I'm trying to implement tokio's Encoder and running into trouble. Why is this not allowed?
error[E0207]: the lifetime parameter `'a` is not constrained by the impl trait, self type, or predicates
--> src/main.rs:7:6
|
7 | impl<'a> Bar for Baz {
| ^^ unconstrained lifetime parameter
fn main() {
println!("{}", A { foo: "foo" }.debugify())
}
struct Baz;
impl<'a> Bar for Baz {
type Item = A<'a>;
fn debugify(&mut self, item: Self::Item) -> String {
format!("{:?}", item)
}
}
#[derive(Debug)]
struct A<'a> {
foo: &'a str,
}
trait Bar {
type Item: std::fmt::Debug;
fn debugify(&mut self, item: Self::Item) -> String;
}
I've tried with type Item = Foo<'_> instead, and that doesn't work either. It seems to me the single method (and thus, the entire trait impl) does not actually need a lifetime constraint. Why is the compiler insisting on having one?

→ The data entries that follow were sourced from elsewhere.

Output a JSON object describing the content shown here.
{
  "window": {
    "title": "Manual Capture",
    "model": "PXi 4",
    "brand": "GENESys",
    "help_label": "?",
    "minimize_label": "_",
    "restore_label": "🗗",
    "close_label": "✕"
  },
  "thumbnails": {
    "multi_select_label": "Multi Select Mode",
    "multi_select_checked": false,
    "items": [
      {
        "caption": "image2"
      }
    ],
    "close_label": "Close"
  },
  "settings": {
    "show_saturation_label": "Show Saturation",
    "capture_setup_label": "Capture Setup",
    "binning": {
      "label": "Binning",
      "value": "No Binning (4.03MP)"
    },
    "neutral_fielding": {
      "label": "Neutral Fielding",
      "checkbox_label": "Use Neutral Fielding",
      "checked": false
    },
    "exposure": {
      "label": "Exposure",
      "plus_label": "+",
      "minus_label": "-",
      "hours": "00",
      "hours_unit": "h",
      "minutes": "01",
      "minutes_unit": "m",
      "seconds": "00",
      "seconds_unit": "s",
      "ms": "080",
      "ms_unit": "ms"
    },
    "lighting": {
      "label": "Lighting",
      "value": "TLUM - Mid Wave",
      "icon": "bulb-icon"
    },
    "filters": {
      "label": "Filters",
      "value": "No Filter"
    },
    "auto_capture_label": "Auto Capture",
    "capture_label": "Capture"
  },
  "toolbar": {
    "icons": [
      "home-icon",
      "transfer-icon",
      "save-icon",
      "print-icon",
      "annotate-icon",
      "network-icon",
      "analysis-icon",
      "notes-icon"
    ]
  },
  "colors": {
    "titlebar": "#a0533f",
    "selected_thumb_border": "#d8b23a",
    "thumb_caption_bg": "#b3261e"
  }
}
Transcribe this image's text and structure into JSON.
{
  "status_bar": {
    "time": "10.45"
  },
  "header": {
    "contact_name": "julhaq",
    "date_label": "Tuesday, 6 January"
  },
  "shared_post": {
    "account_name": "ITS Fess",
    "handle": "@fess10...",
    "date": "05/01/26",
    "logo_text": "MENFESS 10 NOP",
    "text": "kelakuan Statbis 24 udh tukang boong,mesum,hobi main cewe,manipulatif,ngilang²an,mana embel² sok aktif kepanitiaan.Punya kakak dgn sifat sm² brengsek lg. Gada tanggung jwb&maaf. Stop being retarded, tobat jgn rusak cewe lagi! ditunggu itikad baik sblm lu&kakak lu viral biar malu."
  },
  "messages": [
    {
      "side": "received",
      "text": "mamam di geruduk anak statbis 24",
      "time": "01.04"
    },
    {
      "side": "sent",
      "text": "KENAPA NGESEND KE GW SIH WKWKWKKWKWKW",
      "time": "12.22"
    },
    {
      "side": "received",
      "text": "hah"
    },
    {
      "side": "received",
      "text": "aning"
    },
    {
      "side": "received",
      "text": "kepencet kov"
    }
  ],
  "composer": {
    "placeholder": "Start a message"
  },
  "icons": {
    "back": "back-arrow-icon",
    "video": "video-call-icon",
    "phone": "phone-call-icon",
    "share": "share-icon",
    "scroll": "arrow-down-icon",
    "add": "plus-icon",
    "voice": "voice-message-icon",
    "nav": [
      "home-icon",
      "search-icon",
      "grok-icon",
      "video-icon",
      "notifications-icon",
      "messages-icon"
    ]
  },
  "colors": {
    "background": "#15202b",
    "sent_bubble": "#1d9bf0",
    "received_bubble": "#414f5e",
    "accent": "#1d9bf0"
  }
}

Because it doesn't know where the 'a is coming from. It seems like you want item: Self::Item<'_> as the debugify parameter, because only at the callsite of this function is the lifetime of the item known. That however requires Generic Associated Types, so this is not something you can do yet.
What you can do is implement the trait for &'a mut Baz instead, which is a common pattern in std for avoiding this problem.